Vermeidung des Vermischens mit anderen Religionen

Vor allem die deuteronomistischen Erzähler betonen immer wieder, dass die Reinerhaltung der Religion nur dadurch gelang, dass die Verehrer des wahren Gottes unvermischt lebten, ohne Kontakt mit fremden Religionen und in ständiger Selbstreinigung von allem Bösen. Nur in einem von allem Fremden bereinigten Land konnte Israel dem Bund vom Sinai treu bleiben, das Land als ihm nur geliehenes Eigentum Gottes rein und heilig halten und der ständigen Versuchung entgehen. Vereinfacht gesagt: Ideal lässt sich die Religion nur verwirklichen, wenn sie nicht ständig der Anfechtung durch andere Anwerbungen ausgesetzt ist. Zumindest in den idealen Anfängen muss es so gewesen sein, und das war nur möglich, wenn Israel bei der Landnahme das Land von allen Vorbewohnern gereinigt oder überhaupt gleich ein unbewohntes Land angetroffen hatte.
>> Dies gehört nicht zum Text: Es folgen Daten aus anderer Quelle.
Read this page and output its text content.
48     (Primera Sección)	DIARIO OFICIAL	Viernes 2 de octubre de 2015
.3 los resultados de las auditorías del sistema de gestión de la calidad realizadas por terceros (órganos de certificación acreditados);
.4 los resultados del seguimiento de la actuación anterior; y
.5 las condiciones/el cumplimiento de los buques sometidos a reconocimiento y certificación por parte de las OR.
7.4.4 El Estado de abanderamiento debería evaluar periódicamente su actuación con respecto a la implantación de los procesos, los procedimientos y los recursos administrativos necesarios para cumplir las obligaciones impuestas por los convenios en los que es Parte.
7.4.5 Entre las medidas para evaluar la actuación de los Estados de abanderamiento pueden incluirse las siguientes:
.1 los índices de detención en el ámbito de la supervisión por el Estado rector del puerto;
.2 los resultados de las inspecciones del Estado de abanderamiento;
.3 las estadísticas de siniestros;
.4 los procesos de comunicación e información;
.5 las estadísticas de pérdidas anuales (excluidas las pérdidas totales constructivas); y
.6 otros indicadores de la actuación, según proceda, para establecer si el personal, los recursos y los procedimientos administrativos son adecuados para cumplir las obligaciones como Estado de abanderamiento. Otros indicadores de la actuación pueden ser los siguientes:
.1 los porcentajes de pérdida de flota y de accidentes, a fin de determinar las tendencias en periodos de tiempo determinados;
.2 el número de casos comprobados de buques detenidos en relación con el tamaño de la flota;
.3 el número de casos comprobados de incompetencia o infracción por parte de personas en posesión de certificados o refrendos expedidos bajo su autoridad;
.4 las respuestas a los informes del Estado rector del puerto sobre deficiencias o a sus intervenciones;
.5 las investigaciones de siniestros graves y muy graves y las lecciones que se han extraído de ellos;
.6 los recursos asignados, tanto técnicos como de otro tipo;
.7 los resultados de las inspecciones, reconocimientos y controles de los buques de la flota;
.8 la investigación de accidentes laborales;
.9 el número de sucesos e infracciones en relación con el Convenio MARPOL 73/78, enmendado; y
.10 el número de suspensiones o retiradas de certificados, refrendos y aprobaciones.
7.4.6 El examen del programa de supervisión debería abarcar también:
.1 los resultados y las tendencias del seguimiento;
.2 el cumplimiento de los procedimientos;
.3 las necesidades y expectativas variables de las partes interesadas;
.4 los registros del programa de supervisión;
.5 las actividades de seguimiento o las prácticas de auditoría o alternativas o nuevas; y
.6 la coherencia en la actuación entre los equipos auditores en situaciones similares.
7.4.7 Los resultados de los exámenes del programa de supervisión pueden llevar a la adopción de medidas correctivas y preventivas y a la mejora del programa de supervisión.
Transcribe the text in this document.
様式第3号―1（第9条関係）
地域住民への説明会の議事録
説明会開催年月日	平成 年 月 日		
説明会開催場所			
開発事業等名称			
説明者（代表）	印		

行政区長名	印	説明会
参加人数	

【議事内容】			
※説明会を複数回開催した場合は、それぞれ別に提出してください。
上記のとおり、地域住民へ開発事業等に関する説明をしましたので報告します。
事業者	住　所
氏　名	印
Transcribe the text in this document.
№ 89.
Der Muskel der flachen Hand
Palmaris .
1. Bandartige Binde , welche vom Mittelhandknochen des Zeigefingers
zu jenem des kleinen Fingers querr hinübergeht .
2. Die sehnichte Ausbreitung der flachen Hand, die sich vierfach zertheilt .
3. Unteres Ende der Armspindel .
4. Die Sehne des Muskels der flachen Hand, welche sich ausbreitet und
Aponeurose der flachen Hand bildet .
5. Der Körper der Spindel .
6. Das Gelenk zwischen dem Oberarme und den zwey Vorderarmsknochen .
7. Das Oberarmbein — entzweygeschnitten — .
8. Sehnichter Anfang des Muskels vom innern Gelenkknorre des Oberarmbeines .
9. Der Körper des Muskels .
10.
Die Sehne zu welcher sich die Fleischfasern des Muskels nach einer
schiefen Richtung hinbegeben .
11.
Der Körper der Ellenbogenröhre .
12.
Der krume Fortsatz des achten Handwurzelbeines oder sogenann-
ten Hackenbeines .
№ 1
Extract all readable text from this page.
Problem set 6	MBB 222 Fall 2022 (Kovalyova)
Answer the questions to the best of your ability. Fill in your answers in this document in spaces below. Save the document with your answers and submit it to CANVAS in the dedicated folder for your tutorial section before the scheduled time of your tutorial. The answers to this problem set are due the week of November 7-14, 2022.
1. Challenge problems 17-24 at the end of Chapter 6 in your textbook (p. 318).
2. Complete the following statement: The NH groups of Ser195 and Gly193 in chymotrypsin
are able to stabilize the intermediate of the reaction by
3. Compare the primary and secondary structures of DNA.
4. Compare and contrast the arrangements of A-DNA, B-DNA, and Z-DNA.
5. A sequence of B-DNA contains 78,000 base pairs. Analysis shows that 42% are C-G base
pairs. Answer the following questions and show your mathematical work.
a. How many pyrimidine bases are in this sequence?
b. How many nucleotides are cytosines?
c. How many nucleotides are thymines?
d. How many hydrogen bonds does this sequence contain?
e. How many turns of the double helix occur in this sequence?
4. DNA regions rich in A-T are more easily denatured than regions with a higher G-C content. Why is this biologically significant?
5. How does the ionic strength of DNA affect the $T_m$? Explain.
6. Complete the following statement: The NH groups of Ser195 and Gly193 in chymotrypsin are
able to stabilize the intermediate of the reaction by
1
Sicher war das Leben insgesamt damals mehr von Gewalt durchsetzt, als wir uns heute vorstellen können; weithin werden deshalb in der Bibel aus der Gewalterfahrung der eigenen Zeit entnommene Bilder eingesetzt, bloß um damit das Ideal der Abgrenzung von allem Bösen auszudrücken. Für den heutigen Leser bleibt natürlich der Anstoß der biblischen Sprache und Bildwelt, die immer von neuem der Übersetzung bedarf, dass dies nicht erst heute so verstanden wird, sieht man klar in der Umformung so mancher früherer Erzählungen, etwa über David, in den Büchern der Chronik.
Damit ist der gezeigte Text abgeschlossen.